But a public discussion of the case and its lessons at the state capitol in Sacramento Wednesday raised questions that go beyond mistakes made in the parole supervision of the man who took and kept her captive for 18 years.

In 1976 Phillip Garrido was charged with the kidnapping, rape and sodomy of a 25 year old South Lake Tahoe woman at a mini storage unit that was then located in the 3000 block of Mill Street.

He received a 5 to life sentence in Nevada, 50 years on federal charges.

He asked to serve his sentence in federal prison where he said more psychiatric help would be available and it wasn't long before he began using that help.

As El Dorado County District Attorney Vern Pierson noted yesterday within a year he'd asked for a reduced sentence and was getting glowing evaluations from a prison psychologist.

"His prognois for successful transitionn to the community is considered very good," Pierson quoted thepsychologist. "The likelihood of further extra legal behaviors is seen as minimal."
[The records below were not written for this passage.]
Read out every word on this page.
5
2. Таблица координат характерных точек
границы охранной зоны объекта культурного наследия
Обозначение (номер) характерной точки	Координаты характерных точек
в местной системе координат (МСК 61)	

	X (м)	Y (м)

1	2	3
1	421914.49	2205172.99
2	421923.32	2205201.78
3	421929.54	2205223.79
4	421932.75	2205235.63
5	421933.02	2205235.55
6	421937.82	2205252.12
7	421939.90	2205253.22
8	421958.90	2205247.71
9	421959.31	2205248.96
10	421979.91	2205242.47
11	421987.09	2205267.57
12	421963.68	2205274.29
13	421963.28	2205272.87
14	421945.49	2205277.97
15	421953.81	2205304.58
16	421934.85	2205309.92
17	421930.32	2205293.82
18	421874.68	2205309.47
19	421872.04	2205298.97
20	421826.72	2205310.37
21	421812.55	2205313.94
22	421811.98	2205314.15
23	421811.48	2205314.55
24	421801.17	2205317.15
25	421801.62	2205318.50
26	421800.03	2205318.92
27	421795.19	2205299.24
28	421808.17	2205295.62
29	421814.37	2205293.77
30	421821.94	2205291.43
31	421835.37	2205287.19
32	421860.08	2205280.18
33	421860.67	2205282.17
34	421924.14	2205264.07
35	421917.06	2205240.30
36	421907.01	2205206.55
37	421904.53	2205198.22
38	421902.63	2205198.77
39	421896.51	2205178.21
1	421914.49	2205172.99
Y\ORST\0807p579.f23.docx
The feds released him to Nevada after 11 years of that 50 year sentence.

It wasn't long before he was actually teaching a course telling other inmates how to successfully make it on the outside and, after a few months, he received another encouraging evaluation from Nevada prison psychologists.

"Garrido is an above average inmate who is likely to benefit society (i.e. raise a family, work and not return to criminal behavio)," the report read.

He was released on parole to California. A few years later he would kidnap Jaycee Dugard in South Lake Tahoe and, though he had a history of sexual assault there, he never surfaced as a potential suspect in her disappearance.

Mike Malloy was the Washoe County Deputy District Attorney who had the 1976 rape case. Two years ago after Garrido was arrested, Malloy said he never understood why he was released in the first place.

"That's the kind of person you don't let out."

That poses a scary question to people like Fred Escobar, who traveled to Sacramento from southern California to speak for his daughter murdered just three months ago, by a parolee with a violent past.

"It's bad enough to lose a child," he said, "but this is a comedy of errors. How many more are out there who will murder and rape."

That's a good question and, unless Phillip Garrido was the exception, uniquely able to game what many say is a flawed system, the answer ought to concern all of us.